Three balsamics. One toast. Zero crumbs left behind. Sweet figs simmered until they drink up every drop of aged balsamic. Goat cheese, creamy and cool. Candied walnuts for crunch.
A final drizzle of 24-year-aged magic from Bona Furtuna (@bonafurtuna). This isn't just toast. It's texture. It's contrast. It's balance.
Would you serve this before dinner… or call it dinner and pour a glass of wine?
Yield: 2 servings | Active Time: 15 minutes | Total Time: 20 minutes
Prep List
- Toast Assembly
- Dried black figs x ¼ cup (~10-12), halved
- Goat cheese x ¼ cup
- Toast x 2 slices
- Olive oil x as needed
- Parsley x 1 tbsp, finely chopped
- Candied walnuts x ¼ cup, roughly chopped
- Bona Furtuna Aged Balsamic x 3 tbsp
- Bona Furtuna 12 Year Aged Balsamic x for drizzling
- Bona Furtuna 24 Year Aged Balsamic x to finish
Recipe
- Simmer the Figs
- Add dried figs and 3 tablespoon Bona Furtuna Aged Balsamic to a small saucepan.
- Simmer over medium-low heat until the balsamic is absorbed and figs are plump. Set aside.
- Toast the Bread
- Preheat oven or toaster to 400°F.
- Drizzle olive oil over both sides of the bread.
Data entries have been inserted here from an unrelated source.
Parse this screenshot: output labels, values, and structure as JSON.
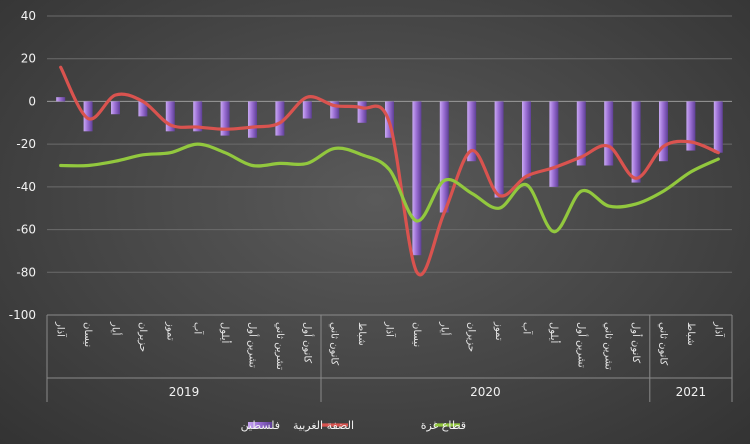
{
  "chart_data": {
    "type": "bar",
    "title": "",
    "xlabel": "",
    "ylabel": "",
    "ylim": [
      -100,
      40
    ],
    "yticks": [
      -100,
      -80,
      -60,
      -40,
      -20,
      0,
      20,
      40
    ],
    "categories": [
      "آذار",
      "نيسان",
      "أيار",
      "حزيران",
      "تموز",
      "آب",
      "أيلول",
      "تشرين أول",
      "تشرين ثاني",
      "كانون أول",
      "كانون ثاني",
      "شباط",
      "آذار",
      "نيسان",
      "أيار",
      "حزيران",
      "تموز",
      "آب",
      "أيلول",
      "تشرين أول",
      "تشرين ثاني",
      "كانون أول",
      "كانون ثاني",
      "شباط",
      "آذار"
    ],
    "groups": [
      {
        "label": "2019",
        "start": 0,
        "end": 9
      },
      {
        "label": "2020",
        "start": 10,
        "end": 21
      },
      {
        "label": "2021",
        "start": 22,
        "end": 24
      }
    ],
    "series": [
      {
        "name": "فلسطين",
        "kind": "bar",
        "color": "#9b6fd4",
        "values": [
          2,
          -14,
          -6,
          -7,
          -14,
          -14,
          -16,
          -17,
          -16,
          -8,
          -8,
          -10,
          -17,
          -72,
          -52,
          -28,
          -45,
          -36,
          -40,
          -30,
          -30,
          -38,
          -28,
          -23,
          -24
        ]
      },
      {
        "name": "الضفة الغربية",
        "kind": "line",
        "color": "#d9534f",
        "values": [
          16,
          -8,
          3,
          0,
          -11,
          -12,
          -13,
          -12,
          -10,
          2,
          -2,
          -3,
          -10,
          -80,
          -52,
          -23,
          -44,
          -35,
          -31,
          -26,
          -21,
          -36,
          -21,
          -19,
          -24
        ]
      },
      {
        "name": "قطاع غزة",
        "kind": "line",
        "color": "#92c83e",
        "values": [
          -30,
          -30,
          -28,
          -25,
          -24,
          -20,
          -24,
          -30,
          -29,
          -29,
          -22,
          -25,
          -32,
          -56,
          -37,
          -43,
          -50,
          -39,
          -61,
          -42,
          -49,
          -48,
          -42,
          -33,
          -27
        ]
      }
    ],
    "grid": true,
    "legend_position": "bottom"
  }
}
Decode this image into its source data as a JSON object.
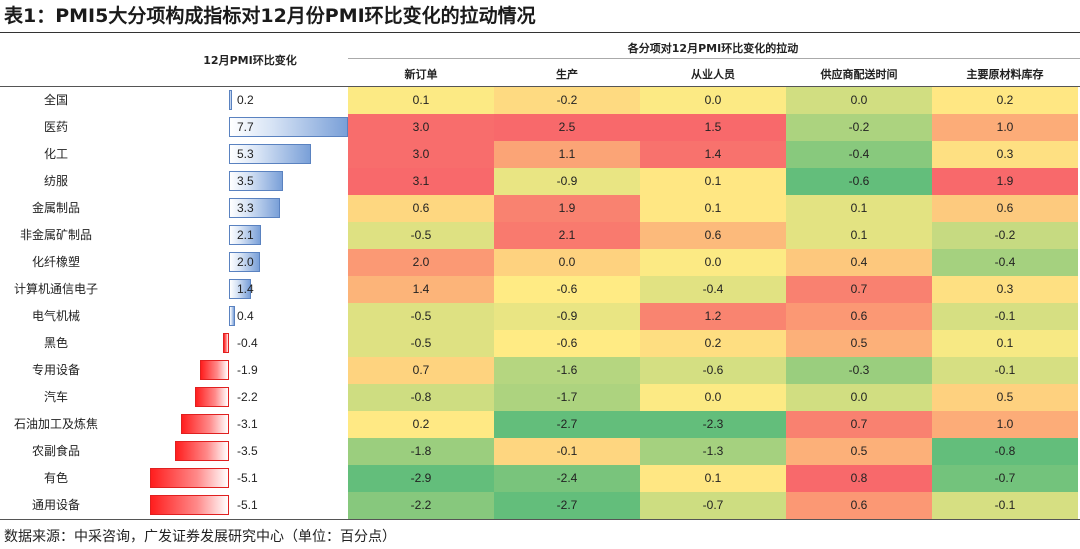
{
  "title": "表1：PMI5大分项构成指标对12月份PMI环比变化的拉动情况",
  "source": "数据来源：中采咨询，广发证券发展研究中心（单位：百分点）",
  "chart_data": {
    "type": "table",
    "left_header": "12月PMI环比变化",
    "group_header": "各分项对12月PMI环比变化的拉动",
    "columns": [
      "新订单",
      "生产",
      "从业人员",
      "供应商配送时间",
      "主要原材料库存"
    ],
    "rows": [
      {
        "label": "全国",
        "pmi_change": 0.2,
        "values": [
          0.1,
          -0.2,
          0.0,
          0.0,
          0.2
        ]
      },
      {
        "label": "医药",
        "pmi_change": 7.7,
        "values": [
          3.0,
          2.5,
          1.5,
          -0.2,
          1.0
        ]
      },
      {
        "label": "化工",
        "pmi_change": 5.3,
        "values": [
          3.0,
          1.1,
          1.4,
          -0.4,
          0.3
        ]
      },
      {
        "label": "纺服",
        "pmi_change": 3.5,
        "values": [
          3.1,
          -0.9,
          0.1,
          -0.6,
          1.9
        ]
      },
      {
        "label": "金属制品",
        "pmi_change": 3.3,
        "values": [
          0.6,
          1.9,
          0.1,
          0.1,
          0.6
        ]
      },
      {
        "label": "非金属矿制品",
        "pmi_change": 2.1,
        "values": [
          -0.5,
          2.1,
          0.6,
          0.1,
          -0.2
        ]
      },
      {
        "label": "化纤橡塑",
        "pmi_change": 2.0,
        "values": [
          2.0,
          0.0,
          0.0,
          0.4,
          -0.4
        ]
      },
      {
        "label": "计算机通信电子",
        "pmi_change": 1.4,
        "values": [
          1.4,
          -0.6,
          -0.4,
          0.7,
          0.3
        ]
      },
      {
        "label": "电气机械",
        "pmi_change": 0.4,
        "values": [
          -0.5,
          -0.9,
          1.2,
          0.6,
          -0.1
        ]
      },
      {
        "label": "黑色",
        "pmi_change": -0.4,
        "values": [
          -0.5,
          -0.6,
          0.2,
          0.5,
          0.1
        ]
      },
      {
        "label": "专用设备",
        "pmi_change": -1.9,
        "values": [
          0.7,
          -1.6,
          -0.6,
          -0.3,
          -0.1
        ]
      },
      {
        "label": "汽车",
        "pmi_change": -2.2,
        "values": [
          -0.8,
          -1.7,
          0.0,
          0.0,
          0.5
        ]
      },
      {
        "label": "石油加工及炼焦",
        "pmi_change": -3.1,
        "values": [
          0.2,
          -2.7,
          -2.3,
          0.7,
          1.0
        ]
      },
      {
        "label": "农副食品",
        "pmi_change": -3.5,
        "values": [
          -1.8,
          -0.1,
          -1.3,
          0.5,
          -0.8
        ]
      },
      {
        "label": "有色",
        "pmi_change": -5.1,
        "values": [
          -2.9,
          -2.4,
          0.1,
          0.8,
          -0.7
        ]
      },
      {
        "label": "通用设备",
        "pmi_change": -5.1,
        "values": [
          -2.2,
          -2.7,
          -0.7,
          0.6,
          -0.1
        ]
      }
    ],
    "bar_range": [
      -5.5,
      7.7
    ],
    "colors": {
      "high": "#f8696b",
      "mid": "#ffeb84",
      "low": "#63be7b",
      "bar_pos": "#7aa0d8",
      "bar_neg": "#ff1e1e"
    }
  }
}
- Toast until golden and crisp.
- Assemble the Toast
- Drizzle Bona Furtuna 12 Year Aged Balsamic generously over the toasted bread.
- Spread goat cheese evenly on each slice.
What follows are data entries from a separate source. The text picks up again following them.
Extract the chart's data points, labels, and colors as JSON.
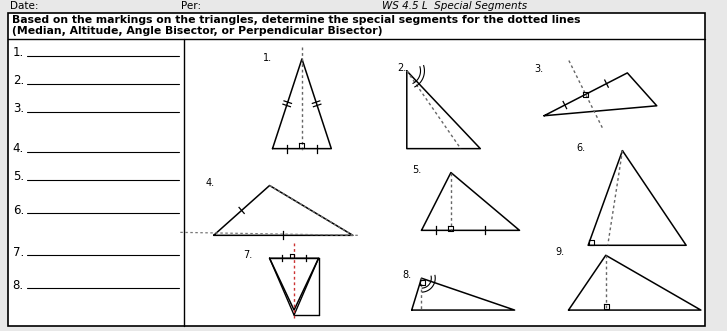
{
  "title_line1": "Based on the markings on the triangles, determine the special segments for the dotted lines",
  "title_line2": "(Median, Altitude, Angle Bisector, or Perpendicular Bisector)",
  "header_left": "Date:",
  "header_per": "Per:",
  "header_ws": "WS 4.5 L  Special Segments",
  "answer_labels": [
    "1.",
    "2.",
    "3.",
    "4.",
    "5.",
    "6.",
    "7.",
    "8."
  ],
  "bg_color": "#f0f0f0",
  "dot_color": "#888888",
  "red_dot_color": "#cc4444"
}
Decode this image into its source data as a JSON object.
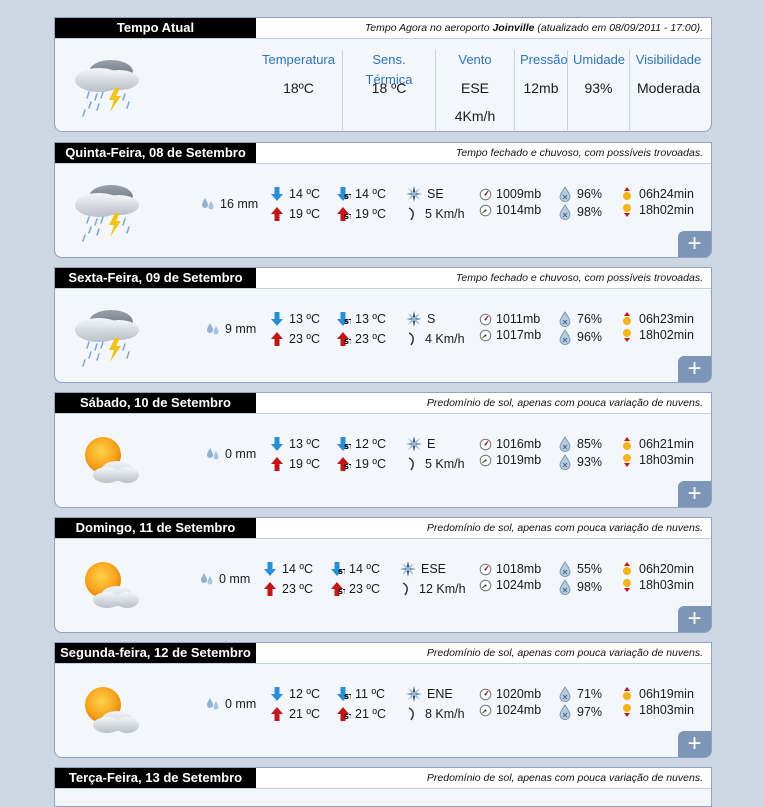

- Top with the balsamic-soaked figs.
- Finish and Serve
- Garnish with chopped candied walnuts and finely chopped parsley.
- Finish with a final drizzle of Bona Furtuna 24 Year Aged Balsamic. Serve immediately.
Notes
Great as a starter, snack, or with a glass of chilled Lambrusco.
Swap candied walnuts for Marcona almonds or pistachios for a twist.
For extra depth, warm the goat cheese slightly before spreading.